On Friday night, kickoff speakers included lead Node.js gatekeeper Isaac Schlueter. Then the night launched with food and hacking. Scattered around Joyent’s San Francisco office, the teams staked out a spot, and their hundreds of competitors working from around the globe got to work on projects ranging from video games to hardware hacks.
“[Node Knockout] is showing what you can do with technology,” said Knockout organizer Ash Bhoopathy. “Oftentimes you don’t have the creative latitude to create what you want. A hackathon is the perfect time to stretch those creative muscles and Node.js is the perfect tool.”
Gerad Suyderhoud, one of the original founders of the four-year-old event, explained they decided to organize the first Node Knockout after winning a Ruby Rumble hackathon.
“We waited and waited for someone else to [organize a Node.js hackathon], and then we just said, ‘OK fine we’ll do it ourselves,” he said. “It started with a single tweet and ballooned from there... There’s been so much support from the Node.js community from day one. It’s been an awesome experience.”

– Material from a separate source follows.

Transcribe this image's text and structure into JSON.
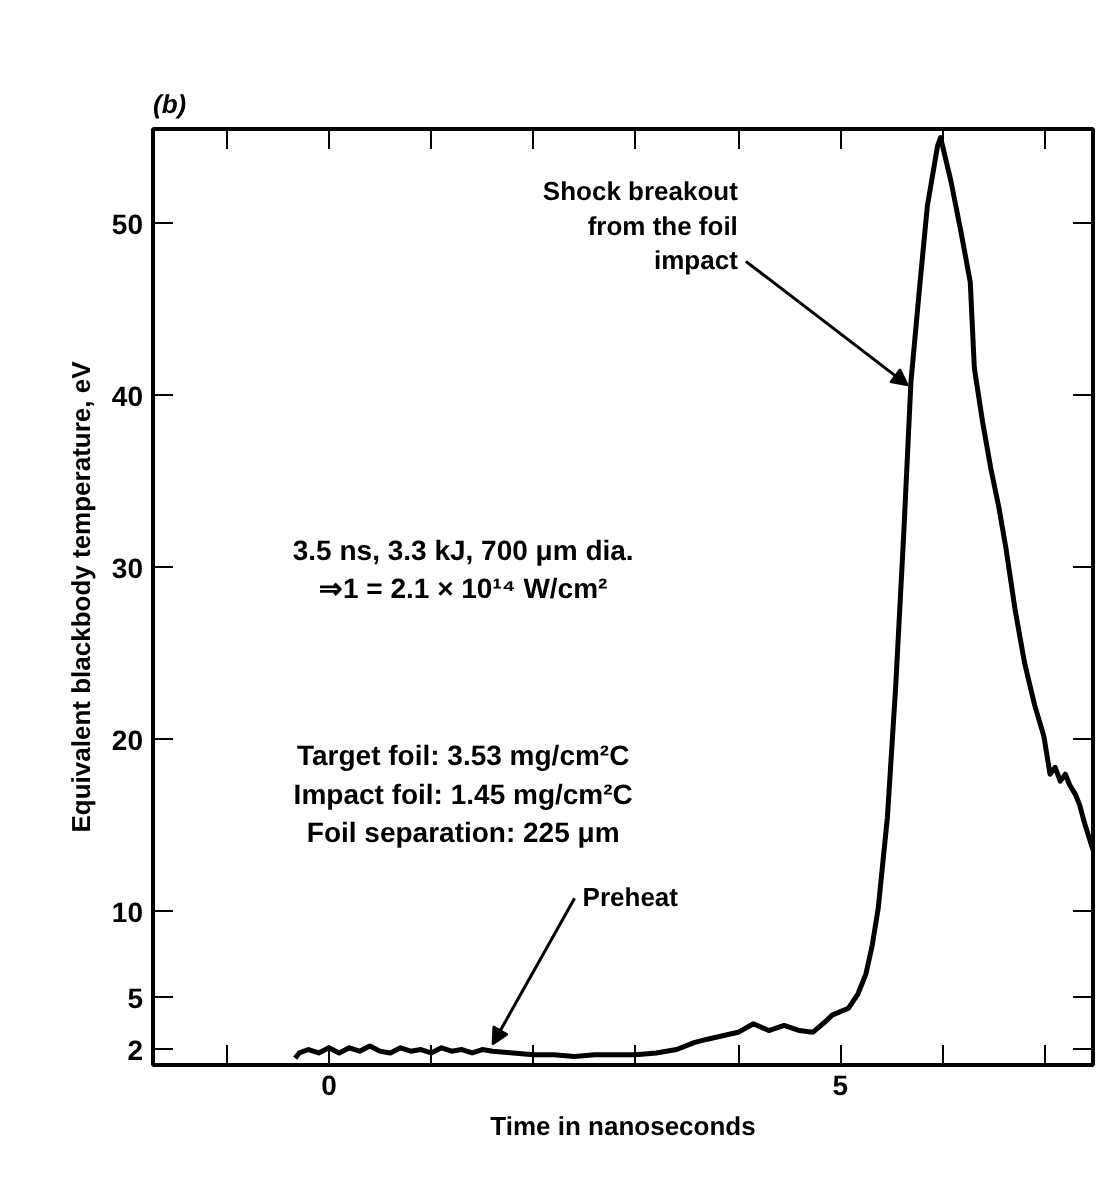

Suyderhoud described their first year of Node Knockout as “running around with our hair on fire, not sure if it was going to work,” and said the event has evolved since then, maturing and growing alongside the Node.js ecosystem.
“Before it was only people on the fringe,” he said. “Now it’s people from all walks. That’s exciting.”
For participant Jacob Groundwater from New Relic, it’s a chance to showcase his project, NodeOS — something he describes as “having a very catchy name, but is terribly misunderstood.”
The team is working to install their stripped-down OS on a Raspberry Pi computer: “It started with a crazy question,” Groundwater explained. “We wondered, ‘What if we took npm and just said, ‘That is going to be the main package manager for the system. Nothing in between.’”
Groundwater, in his first year of Node Knockout, said the event gives them the chance to share NodeOS with others who are interested in what they’re doing.
“It’s fun, it’s open, and it’s free. You can contribute immediately...and Node.js is the glue to make all that craziness work,” he said. “I’m taking something that was literally made right here and I’m taking it in a brand new direction.”
One team had already set up camp early in one of Joyent’s side rooms, eager to get a jump on their project after traveling 1,700 miles to get here. Team TangoSource, from Colima, Mexico, showed up at 9 a.m. after making the trek to compete. The team of three was devising a plan to build a zombie-themed video game with real-time communication, in which you have the option to either control the zombies or annihilate them.
Narciso Guillen said their game idea was somewhat last-minute, but that’s part of the fun of Node Knockout.
“I started playing around with Node last year, and wanted to come up and compete, meet cool people, and learn a lot,” he said. “Besides that, we’re competing and we’re trying to tell the world that we do know what we’re doing.”
Teammates Juan Alberto Alcaraz Zamudio and Zaida Jeaneth Farmer Medina echoed Guillen’s excitement. Their team and the other hundreds of competitors will have until Sunday night to submit their projects, and will find out who won Node Knockout 2013 the following Sunday.
Pointing out the dozen or so empty Red Bull cans already strewn about their desk, Team TangoSource summed up their game plan in one sentence:
“We’re not planning to sleep tonight.”
Congrats to all of the participants for completing the event, and thank you to the Node Knockout team of organizers, sponsors, and volunteers.